Entendons-nous : plaider pour le réel des existences c’est le faire pour les manières de co-exister.  Comment ne pas affronter l’obsession de demeurer dans ce qui est déjà (je suis ceci ou cela), cernés par des savoirs qui opèrent la distributions des existences à partir des identités ? Mais alors, comment ces nouvelles formes de vie qui font monde pourraient-elles ne pas destituer l’ordre qui en dénie la possibilité ? La question qui nous importe ici est la suivante : comment faire vivre des zones formatives de l’expérience qui sont aussi celles de nos interdépendances?

Des existences fragiles

Nous avons ouvert un chantier collectif que nous avons voulu appeler Habiter la métropole. Des existences fragiles. Il se compose d’enquêtes, de moments de rencontres où nous mettons en partage des expérimentations, des manières de nous réapproprier des rapports singuliers à nos milieux, de dés-administrer l’espace et les relations qui s’y déploient pour en faire émerger des lieux.

Il s’agit d’être attentifs au surgissement de ce que nous appelons des communaux, des pratiques qui constituent des communs en chantier, où l’entraide, les formes de coopération permettent de tisser la cartographie de formes à chaque fois singulières d’associations et d’alliances.

Création de situations pour retrouver à nouveau des formes de la vie commune. Mais alors : comment faire tenir ces expériences collectives, comment en rendre possible leur transmission, comment les associer à d’autres expérimentations ?

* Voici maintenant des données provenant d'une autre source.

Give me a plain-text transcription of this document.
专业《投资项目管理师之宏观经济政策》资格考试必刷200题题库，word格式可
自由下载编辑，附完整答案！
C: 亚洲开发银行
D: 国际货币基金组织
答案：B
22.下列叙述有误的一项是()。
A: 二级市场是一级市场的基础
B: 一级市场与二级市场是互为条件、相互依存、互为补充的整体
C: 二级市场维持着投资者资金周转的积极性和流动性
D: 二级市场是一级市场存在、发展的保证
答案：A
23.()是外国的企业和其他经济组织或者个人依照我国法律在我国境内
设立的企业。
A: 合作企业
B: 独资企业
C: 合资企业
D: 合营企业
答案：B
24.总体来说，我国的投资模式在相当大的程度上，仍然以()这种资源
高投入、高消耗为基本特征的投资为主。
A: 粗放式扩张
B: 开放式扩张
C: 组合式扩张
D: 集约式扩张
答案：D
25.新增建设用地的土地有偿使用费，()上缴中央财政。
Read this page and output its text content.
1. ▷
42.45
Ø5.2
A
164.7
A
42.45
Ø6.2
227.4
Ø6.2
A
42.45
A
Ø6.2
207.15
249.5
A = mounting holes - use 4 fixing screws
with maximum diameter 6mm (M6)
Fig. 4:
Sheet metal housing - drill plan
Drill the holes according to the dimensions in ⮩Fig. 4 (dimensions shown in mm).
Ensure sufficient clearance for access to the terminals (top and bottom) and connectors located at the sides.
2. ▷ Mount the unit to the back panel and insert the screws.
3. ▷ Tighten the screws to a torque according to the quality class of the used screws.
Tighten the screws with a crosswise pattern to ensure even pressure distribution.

Les rencontres que nous proposons rassemblent des gens qui animent des groupes d’entraide mutuelle qui se situent au bord de l’institution psychiatrique, d’autres qui inventent de nouvelles manières d’accompagner des enfants et des familles en difficulté ou qui participent à des réseaux de lutte et de solidarité avec des migrants, des collectifs de malades, des botanistes et créateurs de jardins partagés, des soignants, des travailleurs sociaux, des architectes, des juristes… Le but est de prêter une attention commune à l’émergence de ces processus d’expérimentation, d’en partager les contextes d’adversité, de se lier, s’allier pour constituer la cartographie des coalescences entre ces communaux en chantier.

Ce travail collectif, dans des moments d’étape, fera l’objet de rencontres publiques qui doivent nous permettre de nourrir la trame d’une cartographie communale. Ou pour le dire autrement, tout simplement, la possibilité d’accroître notre expérience.